The last time I attended a production of Andrew Lloyd Webber’s musical adaptation of Billy Wilder’s borderline camp film Sunset Boulevard was over 15 years ago. It was mostly unmemorable, other than for lavish sets featuring staircases, swimming pools, and Paramount Studio sets. I was curious to see how the production at the intimate Way Off Broadway Dinner Theatre would fare – and I was thrilled with the results.
Director Bill Kiska is clever enough in staging this mammoth show in his WOB space (the reveal of Kiska and co-designer Jordan Stocksdale’s ‘House on Sunset ‘is, in fact, stunning), but it turns out that scenery isn’t quite so important for successful execution of this musical. Sunset Boulevard is, at heart, a character-driven piece, and the happy consequence of a minimalist design is that it puts the focus squarely on the twisted story of a faded movie star and her opportunistic boy toy. This makes WOB’s production far more interesting than the one I remembered, and serves the material much better than million dollar production value.
The performances are the highlight of this production. As has-been movie star Norma Desmond, Jeanine Collins delivers a Broadway-worthy vocal performance, especially with her powerful renditions of “With One Look” and “As If We Never Said Goodbye,” and she captures all of the nuances of this iconic character. Her Norma veers seamlessly from charismatic, to fragile, to eccentric, to downright terrifying. As jaded writer-gigolo Joe Gillis, Jordan Stocksdale is similarly well cast. He anchors the show as a narrator who evokes equal parts sympathy and distrust. His emotional journey draws the audience in and holds them in suspense until his final exit.

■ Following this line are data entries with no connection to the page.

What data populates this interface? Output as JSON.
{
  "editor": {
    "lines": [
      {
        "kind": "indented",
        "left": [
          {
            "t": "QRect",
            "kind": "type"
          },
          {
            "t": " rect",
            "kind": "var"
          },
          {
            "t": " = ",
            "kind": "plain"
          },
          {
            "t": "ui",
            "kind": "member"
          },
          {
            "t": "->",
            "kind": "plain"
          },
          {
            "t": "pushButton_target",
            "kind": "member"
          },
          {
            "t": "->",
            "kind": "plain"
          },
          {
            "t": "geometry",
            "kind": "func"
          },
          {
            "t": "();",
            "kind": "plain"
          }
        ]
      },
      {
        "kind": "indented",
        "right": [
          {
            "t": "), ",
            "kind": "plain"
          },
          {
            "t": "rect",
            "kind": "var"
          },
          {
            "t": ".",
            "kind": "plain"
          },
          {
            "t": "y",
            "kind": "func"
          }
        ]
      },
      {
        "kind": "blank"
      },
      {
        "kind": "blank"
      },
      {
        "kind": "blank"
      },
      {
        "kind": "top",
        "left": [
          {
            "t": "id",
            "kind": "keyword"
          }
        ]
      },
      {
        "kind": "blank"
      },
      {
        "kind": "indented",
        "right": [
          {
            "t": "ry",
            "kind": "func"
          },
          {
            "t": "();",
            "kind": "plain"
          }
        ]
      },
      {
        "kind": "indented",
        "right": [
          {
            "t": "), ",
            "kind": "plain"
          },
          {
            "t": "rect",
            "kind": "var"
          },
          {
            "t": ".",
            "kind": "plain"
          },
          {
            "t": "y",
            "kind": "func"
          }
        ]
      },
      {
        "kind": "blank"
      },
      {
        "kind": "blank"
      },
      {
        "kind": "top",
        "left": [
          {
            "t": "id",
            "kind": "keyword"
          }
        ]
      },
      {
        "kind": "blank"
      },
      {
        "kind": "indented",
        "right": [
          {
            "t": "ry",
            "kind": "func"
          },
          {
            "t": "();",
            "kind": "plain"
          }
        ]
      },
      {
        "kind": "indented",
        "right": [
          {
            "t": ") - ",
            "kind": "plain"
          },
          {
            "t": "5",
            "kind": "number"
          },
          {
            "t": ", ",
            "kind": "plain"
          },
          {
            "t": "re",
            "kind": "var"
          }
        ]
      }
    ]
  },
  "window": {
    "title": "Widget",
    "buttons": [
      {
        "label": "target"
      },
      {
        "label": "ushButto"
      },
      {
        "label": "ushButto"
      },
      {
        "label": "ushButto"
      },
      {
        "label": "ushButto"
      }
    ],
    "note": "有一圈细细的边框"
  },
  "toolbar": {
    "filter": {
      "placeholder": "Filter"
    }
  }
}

Zane L. Oberholzer, Jr. gives a powerful supporting performance as the ominous butler Max, and he delivers an emotional and heartfelt performance of “Greatest Star of All.” Adorable Joey Banigan brings a breath of fresh air as ingenue writer Betty. There’s not a weak link in the ten actor ensemble, though Steve Steele is a versatile standout as Sheldrake and a number of other roles.
Generally speaking, I’m not a fan of pre-recorded accompaniment, but the orchestral music (credited to Stocksdale, Kiska and Joseph Baker) works well for this production, adding to the overall cinematic feel.
It turns out that Sunset Boulevard is a musical that was long overdue for its close-up, and that is exactly what you get at WOB’s engaging production.
Running Time: Approximately 2 hours and 20 minutes, with one intermission.